Solution: You want to know which "duplicates" you want to keep, let go or archive. You decide this through clustering (match/merge) techniques. Bring together similar versions of these records as part of that cluster. Choose the best version as the main entity and the rest as parts of that group. This is a systematic way to de-duplicate the data. Since not all duplicates are equal, you may want to keep a few (due to business or legal needs) and keep them within a manageable cluster. This is the concept of a golden record.
Disparate source systems (data silo's)
Cause: It is almost inevitable to have many different source systems. In fact, a 2021 Dun & Bradstreet study found that the average sales and marketing technology contains at least 10 tools. The complex business arena we have today practically enforces them. Managing and keeping track of all these tools can be a daunting task. While they may not share the same processes, the data should relate to other data sets. After all, you want uniform data everywhere. The concepts of datawarehousing, data lakes and now data meshes were devised to make the management of data coming from different systems possible and scalable.
Solution: The obvious response is to construct a data lake, but it is not enough to house all the data in one place. Without the data that enter the data lake managed and qualified, your wonderful data lake turns into a data swamp. In addition to technically securing the flow of data through connections, such as APIs, you need to think about managing your data in the data lake using clustering methods to house data from different sources in a common environment. When you are able to create a golden record by clustering similar entities, you gain a better understanding of overlapping and new data. With a match/merge engine, you can better manage existing and new data sources in your data lake.

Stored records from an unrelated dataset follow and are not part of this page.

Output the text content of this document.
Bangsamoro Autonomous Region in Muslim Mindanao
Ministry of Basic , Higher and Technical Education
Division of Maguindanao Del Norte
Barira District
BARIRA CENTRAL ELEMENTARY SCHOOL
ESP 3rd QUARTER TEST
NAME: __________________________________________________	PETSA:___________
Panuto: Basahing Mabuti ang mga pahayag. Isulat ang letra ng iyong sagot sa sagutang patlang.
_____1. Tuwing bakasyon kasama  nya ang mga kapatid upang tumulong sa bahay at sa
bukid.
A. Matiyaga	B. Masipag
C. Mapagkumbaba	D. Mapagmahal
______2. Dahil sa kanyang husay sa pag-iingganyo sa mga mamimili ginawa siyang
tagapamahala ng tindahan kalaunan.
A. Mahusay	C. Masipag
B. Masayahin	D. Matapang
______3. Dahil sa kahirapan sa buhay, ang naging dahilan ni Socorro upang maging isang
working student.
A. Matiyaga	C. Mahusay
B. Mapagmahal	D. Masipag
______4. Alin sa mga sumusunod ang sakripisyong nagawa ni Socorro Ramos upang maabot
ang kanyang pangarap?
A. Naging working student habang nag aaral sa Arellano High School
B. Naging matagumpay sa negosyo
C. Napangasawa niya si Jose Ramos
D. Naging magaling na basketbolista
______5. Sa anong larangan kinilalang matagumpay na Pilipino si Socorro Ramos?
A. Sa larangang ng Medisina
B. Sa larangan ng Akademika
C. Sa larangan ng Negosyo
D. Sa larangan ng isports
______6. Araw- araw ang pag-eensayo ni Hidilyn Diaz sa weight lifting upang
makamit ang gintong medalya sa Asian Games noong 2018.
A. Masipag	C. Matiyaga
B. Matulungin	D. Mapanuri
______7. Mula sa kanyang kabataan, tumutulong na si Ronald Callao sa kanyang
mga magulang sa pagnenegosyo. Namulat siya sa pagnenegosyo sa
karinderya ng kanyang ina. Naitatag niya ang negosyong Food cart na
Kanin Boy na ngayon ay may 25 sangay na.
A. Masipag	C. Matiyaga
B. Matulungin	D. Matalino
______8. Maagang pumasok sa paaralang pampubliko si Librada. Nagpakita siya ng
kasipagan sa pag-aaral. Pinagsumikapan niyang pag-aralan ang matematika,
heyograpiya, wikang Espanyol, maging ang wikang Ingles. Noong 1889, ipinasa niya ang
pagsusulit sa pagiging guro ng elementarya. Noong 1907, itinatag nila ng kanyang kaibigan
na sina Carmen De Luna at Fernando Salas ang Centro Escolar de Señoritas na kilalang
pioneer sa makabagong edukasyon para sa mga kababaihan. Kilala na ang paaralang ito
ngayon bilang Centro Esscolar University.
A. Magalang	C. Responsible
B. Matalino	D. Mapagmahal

Cause: Of all business-to-business master data, contact data appears to decay arguably the fastest. In some areas, data can decay by 34% annually. This can be very alarming for data-driven organizations, which derive their decision-making insights from data. This statistic can be quite daunting as we become increasingly dependent on data to run our businesses. The current economic situation makes it much more pressing to pay attention to data decay. Companies going out of business, supply issues and The Great Resignation are examples that add complexity to the expected mergers, acquisitions and divestitures the market is experiencing. How can you make sure your data stays relevant?
Solution: data enrichment. You need to be able to periodically enrich the data with a reliable external reference data source. As an old saying from 1914 goes: don't throw the baby out with the bathwater. It is so easy to label your current data resources as underperforming by their poor performance or by hearing anecdotes from those who depend on the resources. Work with outside sources or third parties to provide current attributes to your existing contact data. As discussed above, we face data attrition rates of 34% or more per year. You need an effective enrichment schedule tied to your organization's threshold for data accuracy. Running it ad hoc can do a disservice to your users because it is not scalable. Get an enrichment strategy and schedule in place and communicate with your stakeholders.
A case for data governance
These recommendations and best practices are just pieces of a larger puzzle. There is a strong need for data governance to set policies and adhere to data quality standards so that the hemorrhage of substandard data in your data-stopped. The good news is that many of the proposed solutions are feasible -- and can be automated at scale -- with AI and ML.
The above recommendations, in addition to understanding where, when and how to implement these steps, are crucial to your data strategy. The solution and root cause are the same: data governance. It is a function we can no longer do without. Our increasing reliance on data is the perfect example.